Trump admin tests new, longer citizenship for immigrants

  • US Citizenship and Immigration Services unveiled its new citizenship exam for expatriates aspiring to become US citizens.
  • The new 12-question civil exam is longer and has some updated vocabulary, which may be considered more difficult for examiners to understand.
  • The term “citizen” replaces “people” when it speaks to some questions about representation in Congress.
  • It is also a new 128-question study guide compared to the previous 100-question study guide.
  • For more stories visit the Business Insider homepage.

Although nearing the end of his term following an electoral defeat, the Trump administration surpassed another to-do list item before President-Elect Joe Biden’s new administration, creating a new and more complex test that allows immigrants to take their Must be taken to obtain citizenship. .

Authorities under President Donald Trump on Friday unveiled the new civics test that replaces the President George W. Bush-era test that has been in use for the past 12 years. This is the final obstacle to naturalization before US immigrants receive their decision from US citizenship and immigration services and take an oath to swear in the naturalization ceremony.

Read more: EXCLUSIVE: Documents show Trump is building his own ‘deep state’, overtaking the government’s political appointments for political administration

USCIS began revising the test in 2019 in an effort to refresh it every 10 years. The last time it was updated during Bush’s presidency in 2008, the Obama administration had no need to touch the test during his tenure. With a 10-year mark in 2018, it fell squarely under the purview of the Trump administration.

The basic civil questions are the same, including “How many US senators are there?” And “How many amendments are there in the US Constitution?” But for some, the wording is more complicated. “What are the two rights in the Declaration of Independence?” Instead, “two important ideas from the Declaration of Independence and the US Constitution” are asked.

In the pre-trial, the applicant only required a combination of the words in the famous phrase: “Life, liberty and the pursuit of happiness.” The correct answer to the new test, however, includes more specific terms such as “equality,” “social contract,” “natural rights,” “limited government,” and “self-government.”

When the Washington Post stated that the word “citizen” takes the place of “people”, when it represents in some questions. Asked, “Who represents the House of Representatives?” Or “Who does the US Senator represent?” The correct answer should include citizens and not people.

For US representatives, the correct answer would be “citizens of their (Congress) district” and “citizens of their district”, while for senators, the correct answer would be “citizens of their state”.

In the previous trial, the term citizen is commonly used to discuss explicit rights given to non-citizens, such as the right to vote. And when asked “Who does the US Senator represent?” In the previous test, the correct answer would be: “All the people of the state.”

The idea of ​​using the word “citizen” instead of “people” was a staple of the Trump presidency, especially when it came to census and representation. The president asked U.S. Census Bureau respondents to fight for their citizenship status, but dropped the question after a legal battle.

Soon Americans can also put their maps away because geography will be completely removed from testing. Former geography questions were usually lay-ups, which included “Which ocean is on the west coast of the United States?” And “What is the capital of the United States of America?” The answers to those are the Pacific Ocean and Washington, DC, respectively.

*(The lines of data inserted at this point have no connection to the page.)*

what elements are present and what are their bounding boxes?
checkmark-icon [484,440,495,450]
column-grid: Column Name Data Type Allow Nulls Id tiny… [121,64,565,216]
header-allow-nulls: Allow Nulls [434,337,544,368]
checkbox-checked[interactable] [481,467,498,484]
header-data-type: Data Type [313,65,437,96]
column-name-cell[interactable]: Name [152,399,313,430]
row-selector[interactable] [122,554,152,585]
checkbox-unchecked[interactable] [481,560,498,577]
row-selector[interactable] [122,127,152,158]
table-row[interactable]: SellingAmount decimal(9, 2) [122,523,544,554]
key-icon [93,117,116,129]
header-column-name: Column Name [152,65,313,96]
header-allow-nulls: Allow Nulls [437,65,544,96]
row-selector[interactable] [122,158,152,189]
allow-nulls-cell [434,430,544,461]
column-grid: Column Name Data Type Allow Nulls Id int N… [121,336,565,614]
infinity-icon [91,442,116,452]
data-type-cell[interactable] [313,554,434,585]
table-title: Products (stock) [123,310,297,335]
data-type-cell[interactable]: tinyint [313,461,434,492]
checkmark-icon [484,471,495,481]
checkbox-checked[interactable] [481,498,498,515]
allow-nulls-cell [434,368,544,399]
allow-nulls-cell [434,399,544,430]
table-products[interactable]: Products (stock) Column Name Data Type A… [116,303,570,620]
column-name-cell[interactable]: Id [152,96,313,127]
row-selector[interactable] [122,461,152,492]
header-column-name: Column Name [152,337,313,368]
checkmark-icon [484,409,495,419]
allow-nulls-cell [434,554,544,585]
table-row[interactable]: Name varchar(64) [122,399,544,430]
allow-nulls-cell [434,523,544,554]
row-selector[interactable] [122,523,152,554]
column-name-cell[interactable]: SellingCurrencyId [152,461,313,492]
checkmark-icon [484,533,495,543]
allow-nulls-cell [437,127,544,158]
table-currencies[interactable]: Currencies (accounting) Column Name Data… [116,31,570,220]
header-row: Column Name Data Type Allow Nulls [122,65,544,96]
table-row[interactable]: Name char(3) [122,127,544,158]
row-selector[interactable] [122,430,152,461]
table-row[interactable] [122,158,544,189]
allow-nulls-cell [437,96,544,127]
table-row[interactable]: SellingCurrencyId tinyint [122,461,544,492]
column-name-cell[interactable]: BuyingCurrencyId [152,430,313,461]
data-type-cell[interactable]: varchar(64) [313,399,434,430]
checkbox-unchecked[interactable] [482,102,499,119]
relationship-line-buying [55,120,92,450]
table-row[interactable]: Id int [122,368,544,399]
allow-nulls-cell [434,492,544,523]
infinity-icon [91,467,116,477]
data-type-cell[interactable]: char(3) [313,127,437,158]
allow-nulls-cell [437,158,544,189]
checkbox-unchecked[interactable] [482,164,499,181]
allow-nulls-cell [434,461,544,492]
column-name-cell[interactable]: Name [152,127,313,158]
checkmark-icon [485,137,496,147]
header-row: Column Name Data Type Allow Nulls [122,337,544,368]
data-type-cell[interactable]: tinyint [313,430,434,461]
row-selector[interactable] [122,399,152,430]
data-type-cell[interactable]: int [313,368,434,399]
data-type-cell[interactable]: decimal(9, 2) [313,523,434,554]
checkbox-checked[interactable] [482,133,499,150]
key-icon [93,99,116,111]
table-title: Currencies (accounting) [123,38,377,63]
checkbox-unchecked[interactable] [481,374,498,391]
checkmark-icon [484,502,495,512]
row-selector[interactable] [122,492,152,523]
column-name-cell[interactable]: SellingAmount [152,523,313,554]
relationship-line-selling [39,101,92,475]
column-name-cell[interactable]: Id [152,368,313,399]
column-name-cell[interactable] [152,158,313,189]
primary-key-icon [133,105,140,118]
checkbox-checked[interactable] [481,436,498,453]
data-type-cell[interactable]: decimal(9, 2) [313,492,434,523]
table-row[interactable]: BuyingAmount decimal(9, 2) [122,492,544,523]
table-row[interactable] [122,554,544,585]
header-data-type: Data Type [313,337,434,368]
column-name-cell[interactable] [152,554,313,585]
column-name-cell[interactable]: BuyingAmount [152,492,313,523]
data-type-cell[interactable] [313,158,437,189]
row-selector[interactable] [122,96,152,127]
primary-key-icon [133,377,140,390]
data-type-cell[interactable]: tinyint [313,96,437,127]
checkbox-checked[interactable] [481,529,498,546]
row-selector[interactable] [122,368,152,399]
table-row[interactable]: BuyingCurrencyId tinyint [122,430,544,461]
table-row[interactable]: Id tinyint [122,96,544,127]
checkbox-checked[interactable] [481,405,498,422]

Changes are also coming for the testing process and scoring. According to the Washington Post, instead of answering only six questions correctly, candidates should answer 12 correctly and answer the full 20 instead of stopping after reaching the passing mark.

And that’s an increase of 28 from the 2008 study guide, after studying from a list of 128 possible questions. The passing threshold is the same at 60%.

Applicants 65 years of age or older or over 20 years of permanent residency in the US are only required to answer six out of 10 correctly instead of 20. Those applicants will also have the number of questions for which they need to study less. 20.

Fortunately, applicants can see the test and its answers before taking it. Both the new 2020 and pre-2008 versions are available on the USCIS website.

According to the Washington Post, there are fears that the change in testing will make it harder for a citizen to become a US citizen and to increase the waiting time. The process of becoming a US citizen can take upwards of two years after having already met the requirements, and does not include the potentially years-long process of obtaining permanent residency to live and work in the country.

Those already taking the test will not need to brush up on new lingo and study guides, though. Citizenship applicants with a filing date after December 1, 2020 will receive the 2020 examination, while current applicants will be given the 2008 examination.